Casi lo había terminado y planeaba enviar a Planchet a entregar la poesía a quienes mostraban interés en la actividad literaria del rey, cuando de repente se estremeció de la cabeza a los pies. La mano que sostenía la pluma tembló y cayó una gran gota de tinta sobre la escritura; el monarca soltó la pluma apresuradamente; un sudor frío perlaba su frente.

—¿Majestad? ¿Qué os ocurre? —preguntó, alarmado, Planchet—. ¿Os sentís mal? —Dejó su tarea de ordenar los papeles del soberano y se acercó a él con premura—. ¿Majestad? —repitió con tono ansioso.

—He tenido una sensación de lo más extraña —respondió Gilthas en voz baja—. Como si alguien hubiese pisado sobre mi tumba.

—¡Vuestra tumba, majestad! —se escandalizó Planchet.

—Es un dicho humano, amigo mío. —Gilthas sonrió—. ¿No lo habías oído? Mi padre solía decirlo. Con él se describe esa sensación que experimentas cuando, sin haber razón para ello, un escalofrío te pone la carne de gallina y el vello de punta. Eso es exactamente lo que sentí hace un momento. ¡Y es aun más extraño porque en ese instante se me vino a la mente la imagen de mi primo, Silvanoshei! Lo vi con toda claridad, como ahora te veo a ti.

—Silvanoshei ha muerto, majestad —le recordó Planchet—. Asesinado por ogros. Quizás era su tumba sobre la que pisaba alguien.

—Qué extraño —dijo, pensativo, Gilthas—. El aspecto de mi primo no era el de un muerto, ni mucho menos. Vestía armadura plateada, del estilo que utilizan los guerreros silvanestis. Vi humo y sangre y una feroz batalla disputándose alrededor, pero sin afectarlo a él. Se encontraba al borde de un precipicio. Alargué la mano, aunque no sé si era para agarrarlo o para empujarlo.

—Espero que fuera para lo primero, majestad —comentó Planchet, que parecía un tanto escandalizado.

—Sí, también yo lo espero. —Gilthas frunció el entrecejo y sacudió la cabeza—. Recuerdo que me sentía muy furioso y asustado. Qué extraño. —Se encogió de hombros—. Fuera lo que fuese, la sensación ha pasado ya.

—Vuestra majestad debe de haber dado una cabezada. Últimamente apenas dormís y...

Planchet enmudeció e hizo un gesto a Gilthas para que guardara silencio; luego cruzó sigilosamente la estancia y acercó la oreja a la puerta.

—Alguien viene, majestad —informó, hablando en Común.

—¿A esta hora de la mañana? No espero a nadie. Confío en que no sea Palthainon, pero si es él, dile que no quiero ser molestado ahora. Aún no he acabado el poema.

—¡Dejadme pasar! —se oyó una voz de elfo en el exterior, dirigiéndose a los guardias. Era tranquila pero se advertía una nota de tensión en ella—. Traigo un mensaje para el rey de su madre.
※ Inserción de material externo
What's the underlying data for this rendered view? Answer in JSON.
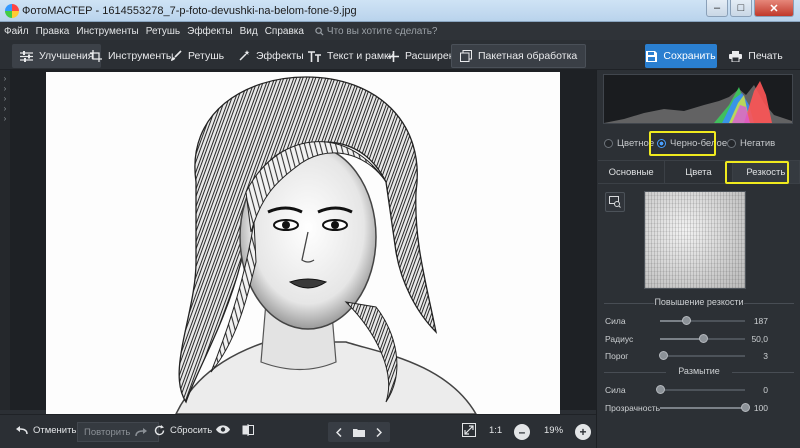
{
  "window": {
    "title": "ФотоМАСТЕР - 1614553278_7-p-foto-devushki-na-belom-fone-9.jpg",
    "controls": [
      "–",
      "□",
      "✕"
    ]
  },
  "menu": {
    "items": [
      "Файл",
      "Правка",
      "Инструменты",
      "Ретушь",
      "Эффекты",
      "Вид",
      "Справка"
    ],
    "search_placeholder": "Что вы хотите сделать?"
  },
  "toolbar": {
    "tabs": [
      "Улучшения",
      "Инструменты",
      "Ретушь",
      "Эффекты",
      "Текст и рамки",
      "Расширения",
      "Пакетная обработка"
    ],
    "active_tab": "Улучшения",
    "save_label": "Сохранить",
    "print_label": "Печать"
  },
  "panel": {
    "modes": [
      "Цветное",
      "Черно-белое",
      "Негатив"
    ],
    "selected_mode": "Черно-белое",
    "subtabs": [
      "Основные",
      "Цвета",
      "Резкость"
    ],
    "active_subtab": "Резкость",
    "sharpen_title": "Повышение резкости",
    "sharpen": [
      {
        "label": "Сила",
        "value": "187",
        "level": 0.31
      },
      {
        "label": "Радиус",
        "value": "50,0",
        "level": 0.5
      },
      {
        "label": "Порог",
        "value": "3",
        "level": 0.03
      }
    ],
    "blur_title": "Размытие",
    "blur": [
      {
        "label": "Сила",
        "value": "0",
        "level": 0.0
      },
      {
        "label": "Прозрачность",
        "value": "100",
        "level": 1.0
      }
    ],
    "highlight_color": "#f0ea1e"
  },
  "bottom": {
    "undo_label": "Отменить",
    "redo_label": "Повторить",
    "reset_label": "Сбросить",
    "zoom_ratio": "1:1",
    "zoom_percent": "19%"
  },
  "colors": {
    "accent": "#2a7fd0",
    "highlight": "#f0ea1e"
  }
}
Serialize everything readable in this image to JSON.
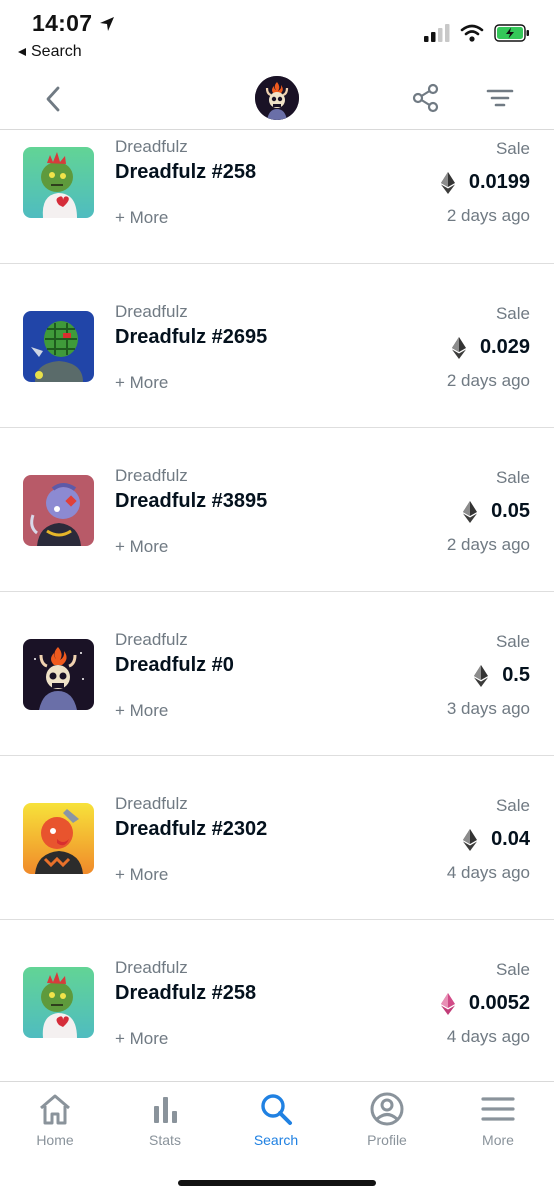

Uno de los guardias llamó a la puerta. Planchet lanzó una mirada de advertencia a Gilthas, que regresó a la silla y comenzó a escribir de nuevo.

—¡Esconde esas prendas! —susurró en tono urgente el soberano a la par que hacia un gesto.

Sus ropas de viaje se encontraban pulcramente dobladas sobre un arcón, preparadas para otra escapada nocturna. Planchet las metió en el baúl y cerró éste a continuación. Luego echó la llave en un jarrón grande que tenía rosas recién cortadas. Hecho esto, fue a abrir la puerta.

Gilthas jugueteó con la pluma y adoptó una actitud pensativa, recostado en el respaldo de la silla y con los pies sobre un cojín, mientras se pasaba por los labios las barbillas de la pluma y alzaba la vista al techo.

—El corredor Kellevandros —anunció el guardia—, pide ver a su majestad.

—Dejadlo pasar —respondió lánguidamente Gilthas.

Kellevandros entró en la estancia rápidamente. Iba embozado en una capa, oculta la cara. Planchet cerró la puerta a su espalda y Kellevandros se retiró la capucha. Estaba mortalmente pálido.

Gilthas se incorporó bruscamente de manera instintiva.

—¿Qué...?

—Vuestra majestad no debe excitarse —le reconvino Planchet al tiempo que echaba una ojeada a la puerta para recordarle al rey que los guardias podían oírlo.

—¿Qué ocurre, Kellevandros? —preguntó en actitud indolente—. Parece que hubieses visto un fantasma.